Inicialmente predominou o medo e a ansiedade ligados ao receio de contrair a doença e suas consequências, o receio de pessoas queridas mais vulneráveis serem infectadas e o medo de as perder. Foram também predominantes a ansiedade e o stress devido às grandes alterações das rotinas diárias, o trabalho para os que não podem trabalhar, o trabalho para os que têm uma enorme sobrecarga porque trabalham em áreas que ou não podem parar como a segurança, os serviços essenciais e os que trabalham directamente com a doença – profissionais de saúde.

Para as crianças a alteração das rotinas mas a necessidade de aprender à distância com um conjunto de novas exigências, o convívio com os pais em teletrabalho e estes aflitos para o conciliar com as novas rotinas dos filhos, da casa, de gerir a alimentação e tudo o resto.

Para os idosos que já passaram muitos anos alguns com bastantes sacrifícios, uma guerra mundial, várias recessões e é agora uma coisa desconhecida que ameaça encurtar-lhes subitamente a vida mas mais grave que tudo para quem já não teme muito viver menos uns tempos é ficar sem o contacto com a família, os netos, o convívio com os amigos. É a tristeza que surge mas também uma grande dificuldade em aceitar e incorporar as alterações de vida que esta epidemia ditou.

Progressivamente o isolamento e diminuição da interação social tem vindo a agravar as tendências aditivas em pessoas mais susceptíveis onde o consumo de álcool lidera mas não em exclusivo. O jogo online e consumo de pornografia tiveram grande aumento neste período de confinamento.

E se até há pouco tempo se pintavam arco-íris a dizer que tudo vai ficar bem hoje já nem os mais distraídos nem os mais optimistas conseguem pensar assim. E ainda bem. Porque a percepção da mudança é fundamental para adaptação à nova vida. À vida diferente que virá. A Pandemia mostrou-nos objectivamente algo que os cientistas, infecciologistas entre outros sabem e sempre souberam. Há seres vivos na terra que têm muito mais poder e capacidade de adaptação que o homem: os vírus e as bactérias.

Esta pandemia veio mostrar que o nosso estilo de vida nos fragiliza muito enquanto espécie.
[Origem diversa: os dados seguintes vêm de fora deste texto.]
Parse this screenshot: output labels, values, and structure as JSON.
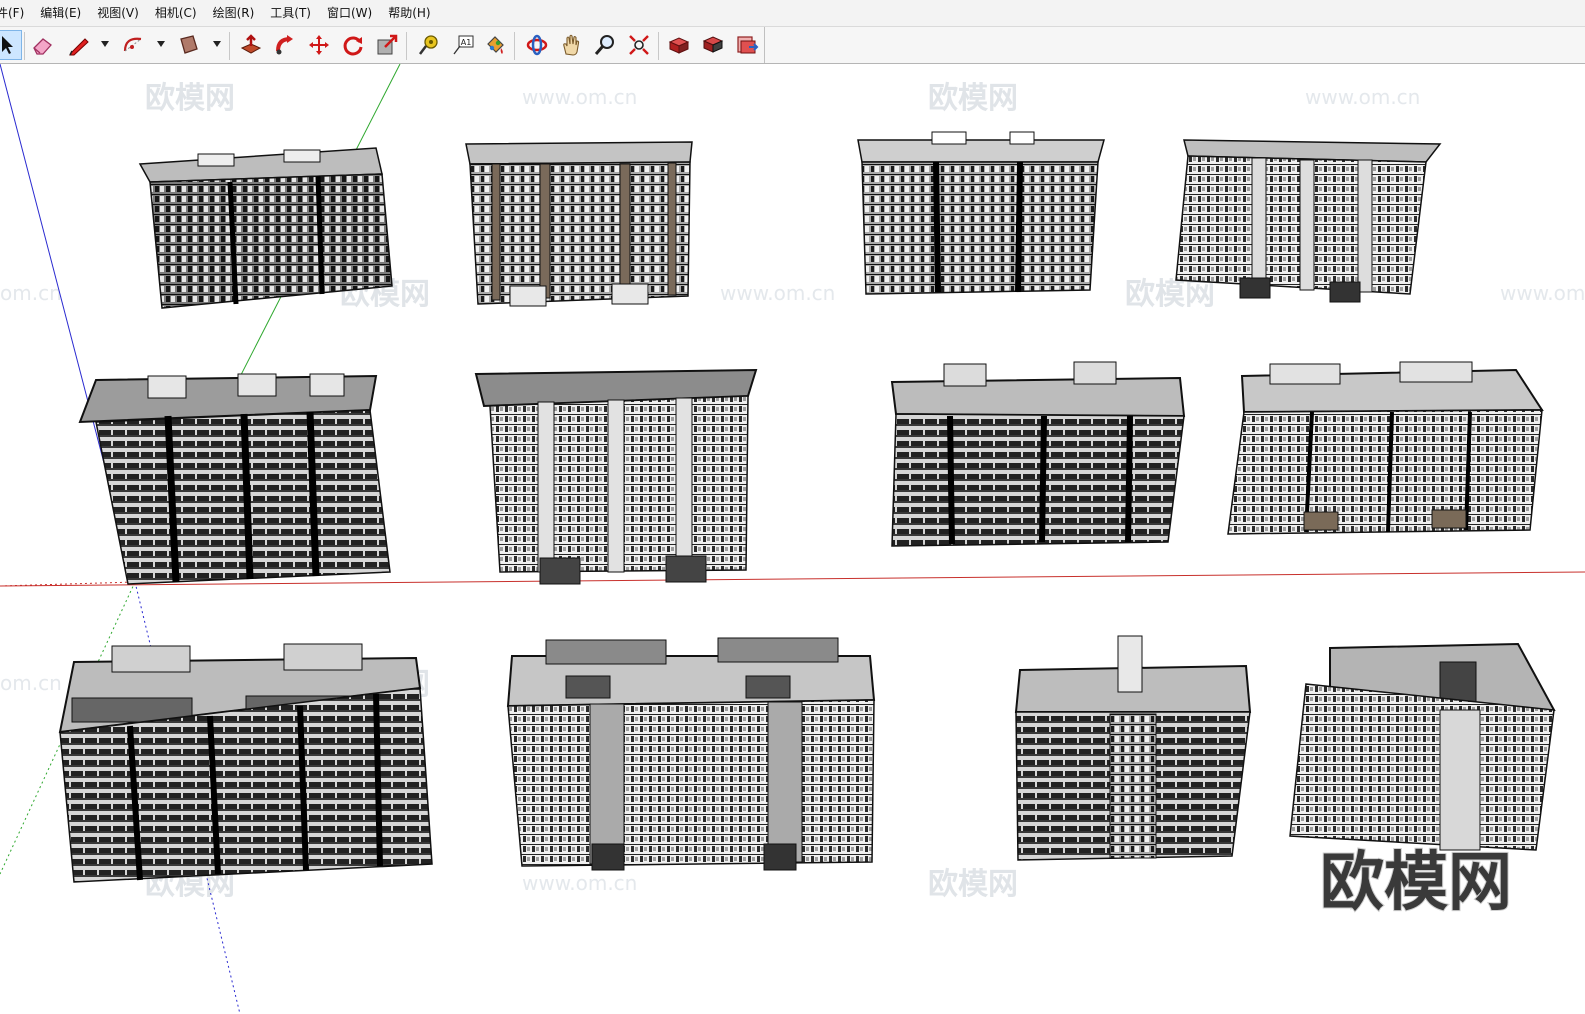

A exposição a ameaças com tantos movimentos entre populações seja por negócios, turismo ou outros motivos já tinha demonstrado que não era viável em termos de ecologia mas agora mostrou-nos que é perigosa para a espécie.

E a pouco e pouco todos vamos percebendo que a vida pré-Covid não pode manter-se.

Ninguém o quer dizer mas todos sabemos que é assim e ainda bem porque quanto mais depressa o assumirmos mais depressa podemos começar o luto e a viver saudavelmente a nova vida como em todas as experiências de luto que são vividas de forma saudável.

São habitualmente reconhecidas no luto quatro fases. A Negação, a raiva, a negociação e a tristeza/aceitação.

Para já parece-me que ainda estamos na primeira: A NEGAÇÃO. Aqui não falo tanto da negação da doença que vemos inclusivamente alguns lideres mundiais a assumir mas a negação de que acabou uma era e com ela um estilo de vida. A negação está muito presente na forma como se fala do futuro: a dicotomia entre voltar à vida anterior ou manter medidas restritivas é o melhor exemplo de uma negação na nossa sociedade. É o negar que a partir de agora a vida vai ser diferente. E se não for pelas alterações à nossa vida causadas pelas medidas necessárias para proteção da doença, a crise económica que virá a seguir causará uma mudança enorme no nosso estilo de vida.

E é a negação que temos que ultrapassar para protegermos a nossa saúde mental nos próximos tempos ou a depressão aumentará muito.